Semantic search goes beyond traditional keyword matching by understanding the contextual meaning of search queries. Instead of simply matching exact words, semantic search systems capture the intent and contextual definition of the query and return relevant results even when they don’t contain the same keywords.

In this tutorial, we’ll implement a semantic search system using Sentence Transformers, a powerful library built on top of Hugging Face’s Transformers that provides pre-trained models specifically optimized for generating sentence embeddings. These embeddings are numerical representations of text that capture semantic meaning, allowing us to find similar content through vector similarity. We’ll create a practical application: a semantic search engine for a collection of scientific abstracts that can answer research queries with relevant papers, even when the terminology differs between the query and relevant documents.

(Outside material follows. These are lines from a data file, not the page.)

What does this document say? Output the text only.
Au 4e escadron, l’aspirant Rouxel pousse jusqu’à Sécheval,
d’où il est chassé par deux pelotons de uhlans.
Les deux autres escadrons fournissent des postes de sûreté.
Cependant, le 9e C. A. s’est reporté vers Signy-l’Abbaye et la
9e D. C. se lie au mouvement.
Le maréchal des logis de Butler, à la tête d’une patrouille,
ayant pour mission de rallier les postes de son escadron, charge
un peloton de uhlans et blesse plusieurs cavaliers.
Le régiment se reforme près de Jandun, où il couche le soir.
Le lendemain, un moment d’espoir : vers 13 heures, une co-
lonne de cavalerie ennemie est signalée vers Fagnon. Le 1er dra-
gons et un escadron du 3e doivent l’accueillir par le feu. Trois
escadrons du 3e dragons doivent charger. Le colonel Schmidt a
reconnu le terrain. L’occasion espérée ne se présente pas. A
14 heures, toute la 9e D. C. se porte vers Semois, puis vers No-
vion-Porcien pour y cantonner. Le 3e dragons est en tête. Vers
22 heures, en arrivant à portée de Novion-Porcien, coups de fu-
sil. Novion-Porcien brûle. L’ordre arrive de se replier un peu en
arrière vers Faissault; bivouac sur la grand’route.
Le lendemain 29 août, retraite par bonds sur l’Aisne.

First, let’s install the necessary libraries in our Colab notebook:

!pip install sentence-transformers faiss-cpu numpy pandas matplotlib datasets

Now, let’s import the libraries we’ll need:

import numpy as np
import pandas as pd
import matplotlib.pyplot as plt
from sentence_transformers import SentenceTransformer
import faiss
from typing import List, Dict, Tuple
import time
import re
import torch

For our demonstration, we’ll use a collection of scientific paper abstracts. Let’s create a small dataset of abstracts from various fields:

abstracts = [
    {
        "id": 1,
        "title": "Deep Learning for Natural Language Processing",
        "abstract": "This paper explores recent advances in deep learning models for natural language processing tasks. We review transformer architectures including BERT, GPT, and T5, and analyze their performance on various benchmarks including question answering, sentiment analysis, and text classification."
    },
    {
        "id": 2,
        "title": "Climate Change Impact on Marine Ecosystems",
        "abstract": "Rising ocean temperatures and acidification are severely impacting coral reefs and marine biodiversity. This study presents data collected over a 10-year period, demonstrating accelerated decline in reef ecosystems and proposing conservation strategies to mitigate further damage."
    },
    {
        "id": 3,
        "title": "Advancements in mRNA Vaccine Technology",
        "abstract": "The development of mRNA vaccines represents a breakthrough in immunization technology. This review discusses the mechanism of action, stability improvements, and clinical efficacy of mRNA platforms, with special attention to their rapid deployment during the COVID-19 pandemic."
    },
    {
        "id": 4,
        "title": "Quantum Computing Algorithms for Optimization Problems",
        "abstract": "Quantum computing offers potential speedups for solving complex optimization problems. This paper presents quantum algorithms for combinatorial optimization and compares their theoretical performance with classical methods on problems including traveling salesman and maximum cut."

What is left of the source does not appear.